Peer-reviewed veterinary case report
A retrospective study of canine and feline cutaneous vasculitis.
- Journal:
- Veterinary dermatology
- Year:
- 2001
- Authors:
- Nichols, P R et al.
- Affiliation:
- Animal Allergy and Dermatology Center of Central Texas · United States
Plain-English summary
This study looked at 21 cases of skin inflammation caused by blood vessel issues in dogs and cats. The researchers found that more than half of these cases had no known cause, while some were linked to the rabies vaccine, allergies to beef, a type of cancer called lymphosarcoma, or certain oral medications. Dogs with skin issues from the rabies vaccine showed a specific pattern in their tissue samples and responded well to treatments that included prednisone (a steroid) and pentoxifylline. In contrast, most cases with different tissue patterns did not respond to pentoxifylline but did improve with other medications like sulfonamides or prednisone. Overall, the treatment worked well for some types of vasculitis but not for others.
Abstract
Twenty-one cases of cutaneous vasculitis in small animals (dogs and cats) were reviewed, and cases were divided by clinical signs into five groups.

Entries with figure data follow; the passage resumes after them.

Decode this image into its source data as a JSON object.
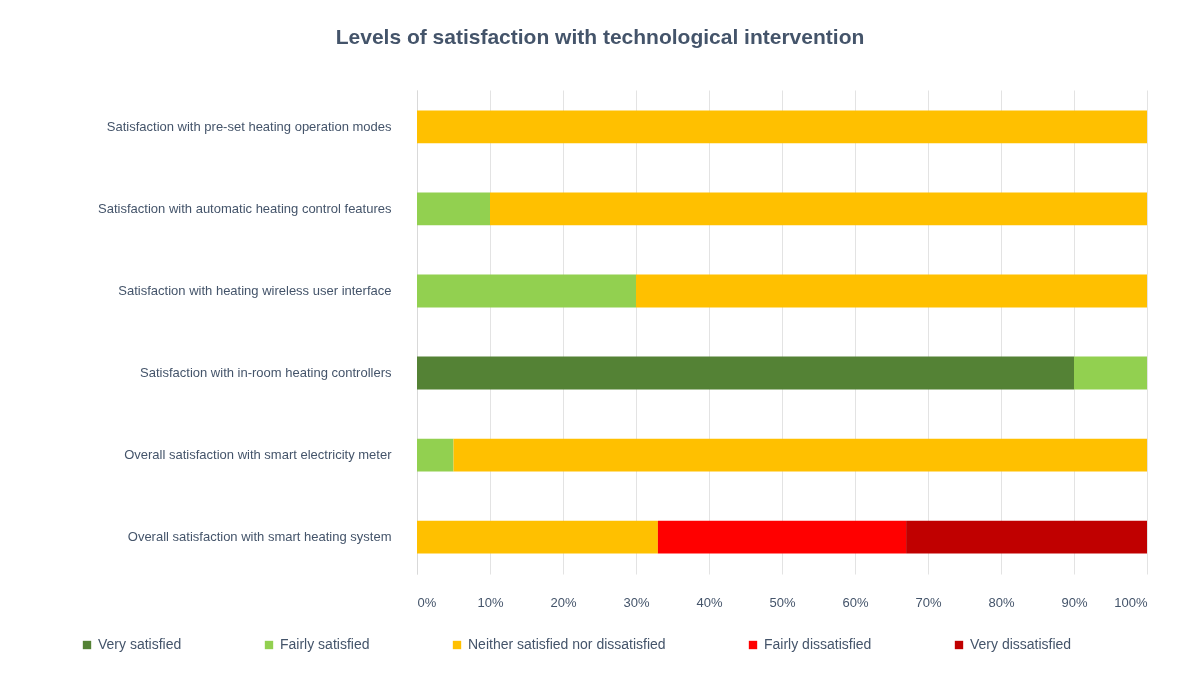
{
  "chart_data": {
    "type": "bar",
    "orientation": "horizontal",
    "stacked": true,
    "title": "Levels of satisfaction with technological intervention",
    "categories": [
      "Satisfaction with pre-set heating operation modes",
      "Satisfaction with automatic heating control features",
      "Satisfaction with heating wireless user interface",
      "Satisfaction with in-room heating controllers",
      "Overall satisfaction with smart electricity meter",
      "Overall satisfaction with smart heating system"
    ],
    "series": [
      {
        "name": "Very satisfied",
        "color": "#548235",
        "values": [
          null,
          null,
          null,
          90,
          null,
          null
        ]
      },
      {
        "name": "Fairly satisfied",
        "color": "#92d050",
        "values": [
          null,
          10,
          30,
          10,
          5,
          null
        ]
      },
      {
        "name": "Neither satisfied nor dissatisfied",
        "color": "#ffc000",
        "values": [
          100,
          90,
          70,
          null,
          95,
          33
        ]
      },
      {
        "name": "Fairly dissatisfied",
        "color": "#ff0000",
        "values": [
          null,
          null,
          null,
          null,
          null,
          34
        ]
      },
      {
        "name": "Very dissatisfied",
        "color": "#c00000",
        "values": [
          null,
          null,
          null,
          null,
          null,
          33
        ]
      }
    ],
    "xlim": [
      0,
      100
    ],
    "xticks": [
      {
        "value": 0,
        "label": "0%"
      },
      {
        "value": 10,
        "label": "10%"
      },
      {
        "value": 20,
        "label": "20%"
      },
      {
        "value": 30,
        "label": "30%"
      },
      {
        "value": 40,
        "label": "40%"
      },
      {
        "value": 50,
        "label": "50%"
      },
      {
        "value": 60,
        "label": "60%"
      },
      {
        "value": 70,
        "label": "70%"
      },
      {
        "value": 80,
        "label": "80%"
      },
      {
        "value": 90,
        "label": "90%"
      },
      {
        "value": 100,
        "label": "100%"
      }
    ],
    "grid": "x",
    "legend": "bottom"
  }
}
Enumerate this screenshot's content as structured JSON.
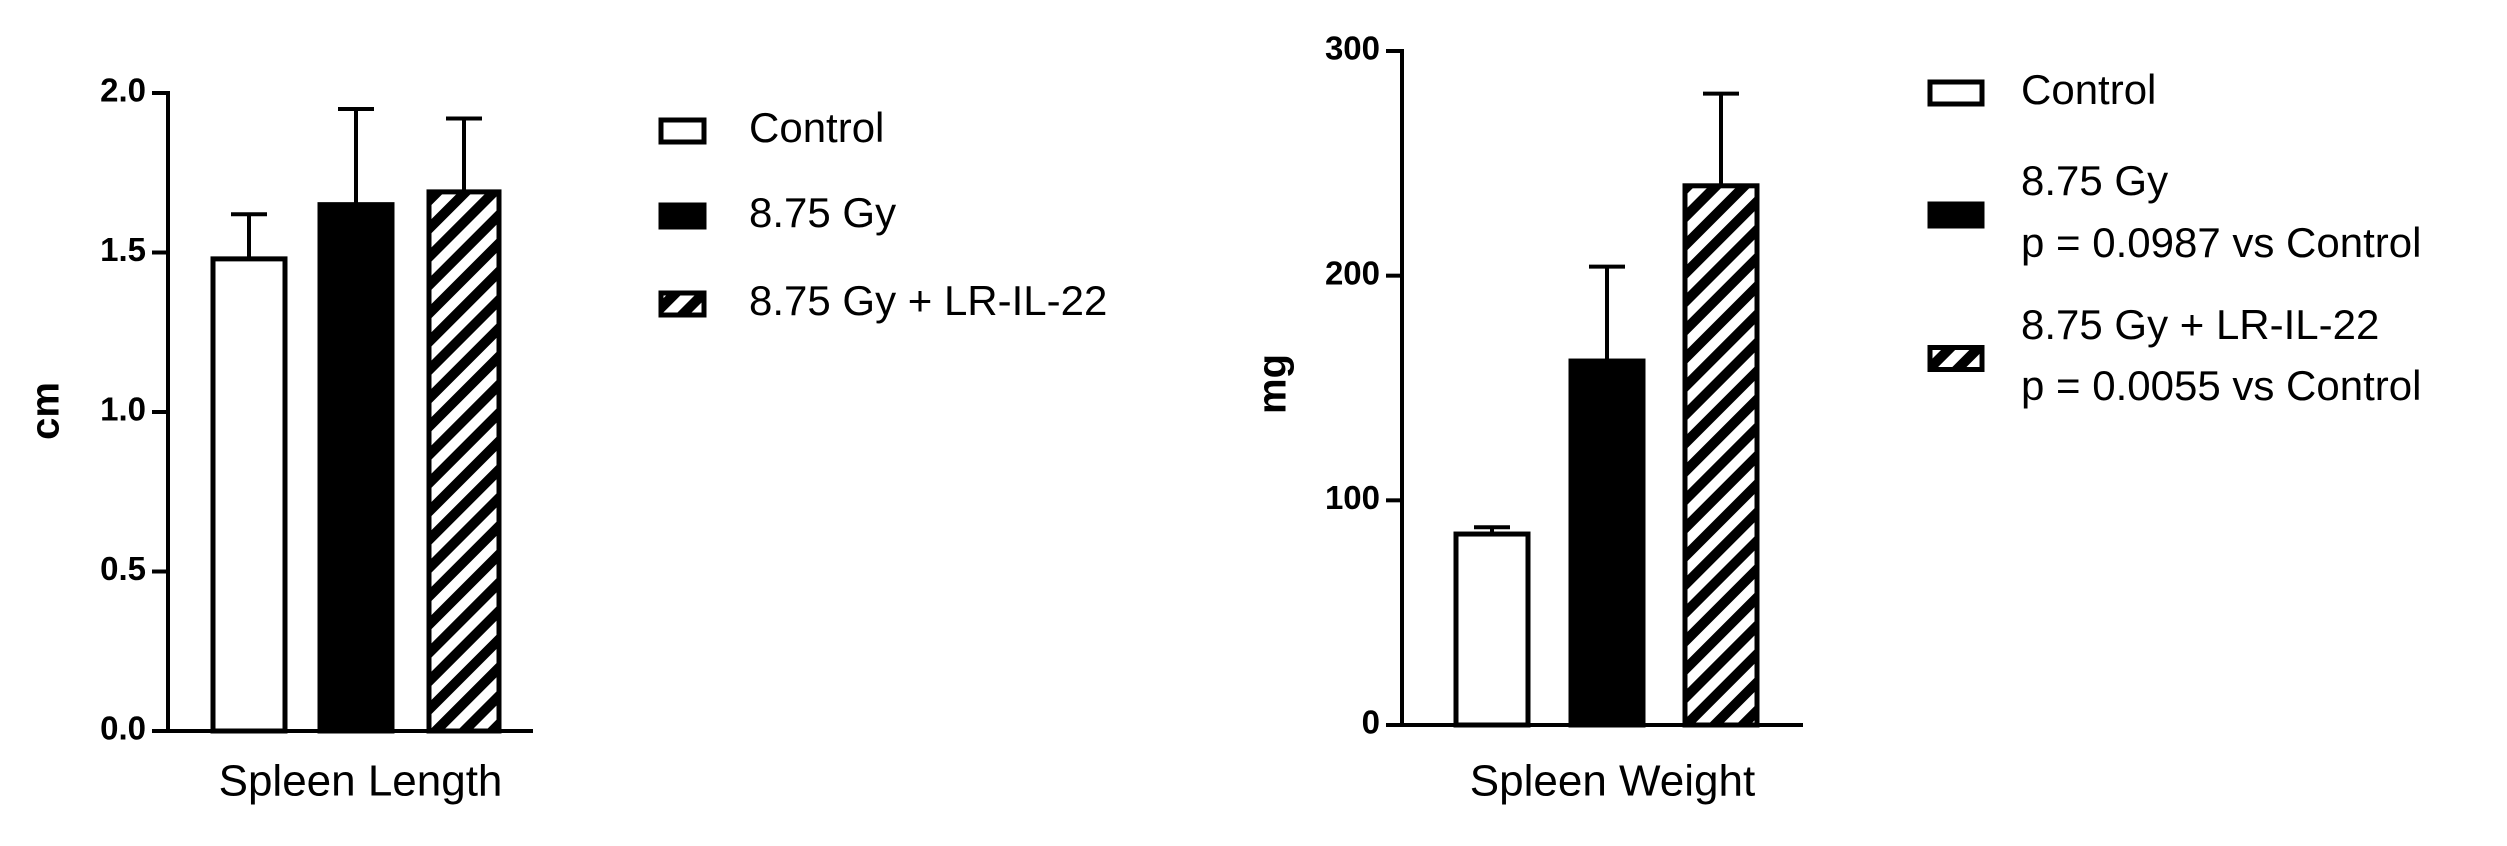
{
  "chart_data": [
    {
      "type": "bar",
      "y_label": "cm",
      "categories": [
        "Spleen Length"
      ],
      "ylim": [
        0,
        2
      ],
      "yticks": [
        {
          "value": 0,
          "label": "0.0"
        },
        0.5,
        {
          "value": 1,
          "label": "1.0"
        },
        1.5,
        {
          "value": 2,
          "label": "2.0"
        }
      ],
      "series": [
        {
          "name": "Control",
          "color": "white",
          "values": [
            1.48
          ],
          "errors": [
            0.14
          ]
        },
        {
          "name": "8.75 Gy",
          "color": "black",
          "values": [
            1.65
          ],
          "errors": [
            0.3
          ]
        },
        {
          "name": "8.75 Gy + LR-IL-22",
          "color": "hatch",
          "values": [
            1.69
          ],
          "errors": [
            0.23
          ]
        }
      ]
    },
    {
      "type": "bar",
      "y_label": "mg",
      "categories": [
        "Spleen Weight"
      ],
      "ylim": [
        0,
        300
      ],
      "yticks": [
        0,
        100,
        200,
        300
      ],
      "series": [
        {
          "name": "Control",
          "color": "white",
          "values": [
            85
          ],
          "errors": [
            3
          ]
        },
        {
          "name": "8.75 Gy",
          "p_label": "p = 0.0987 vs Control",
          "color": "black",
          "values": [
            162
          ],
          "errors": [
            42
          ]
        },
        {
          "name": "8.75 Gy + LR-IL-22",
          "p_label": "p = 0.0055 vs Control",
          "color": "hatch",
          "values": [
            240
          ],
          "errors": [
            41
          ]
        }
      ]
    }
  ]
}
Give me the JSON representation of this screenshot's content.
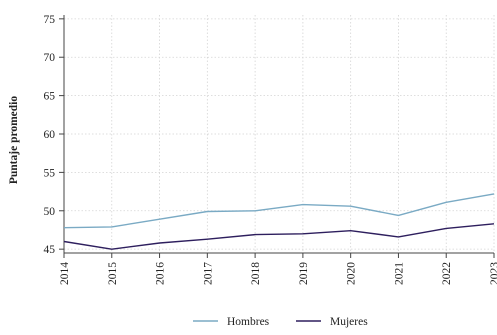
{
  "chart_data": {
    "type": "line",
    "title": "",
    "xlabel": "",
    "ylabel": "Puntaje promedio",
    "x": [
      2014,
      2015,
      2016,
      2017,
      2018,
      2019,
      2020,
      2021,
      2022,
      2023
    ],
    "x_tick_labels": [
      "2014",
      "2015",
      "2016",
      "2017",
      "2018",
      "2019",
      "2020",
      "2021",
      "2022",
      "2023"
    ],
    "y_ticks": [
      45,
      50,
      55,
      60,
      65,
      70,
      75
    ],
    "y_tick_labels": [
      "45",
      "50",
      "55",
      "60",
      "65",
      "70",
      "75"
    ],
    "xlim": [
      2014,
      2023
    ],
    "ylim": [
      44.5,
      75.5
    ],
    "grid": true,
    "legend_position": "bottom",
    "series": [
      {
        "name": "Hombres",
        "color": "#7aaac4",
        "values": [
          47.8,
          47.9,
          48.9,
          49.9,
          50.0,
          50.8,
          50.6,
          49.4,
          51.1,
          52.2
        ]
      },
      {
        "name": "Mujeres",
        "color": "#2e1f5e",
        "values": [
          46.0,
          45.0,
          45.8,
          46.3,
          46.9,
          47.0,
          47.4,
          46.6,
          47.7,
          48.3
        ]
      }
    ]
  }
}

An attempt was made to correlate clinical types of vasculitis with histological inflammatory patterns, response to therapeutic drugs and prognosis. Greater than 50% of the cases were idiopathic, whereas five were induced by rabies vaccine, two were associated with hypersensitivity to beef, one was associated with lymphosarcoma and two were associated with the administration of oral drugs (ivermectin and itraconazole). Only the cases of rabies vaccine-induced vasculitis in dogs had a consistent histological inflammatory pattern (mononuclear/nonleukocytoclastic) and were responsive to combination therapy with prednisone and pentoxifylline, or to prednisone alone. Most cases with neutrophilic or neutrophilic/eosinophilic inflammatory patterns histologically did not respond to pentoxifylline, but responded to sulfone/sulfonamide drugs, prednisone, or a combination of the two.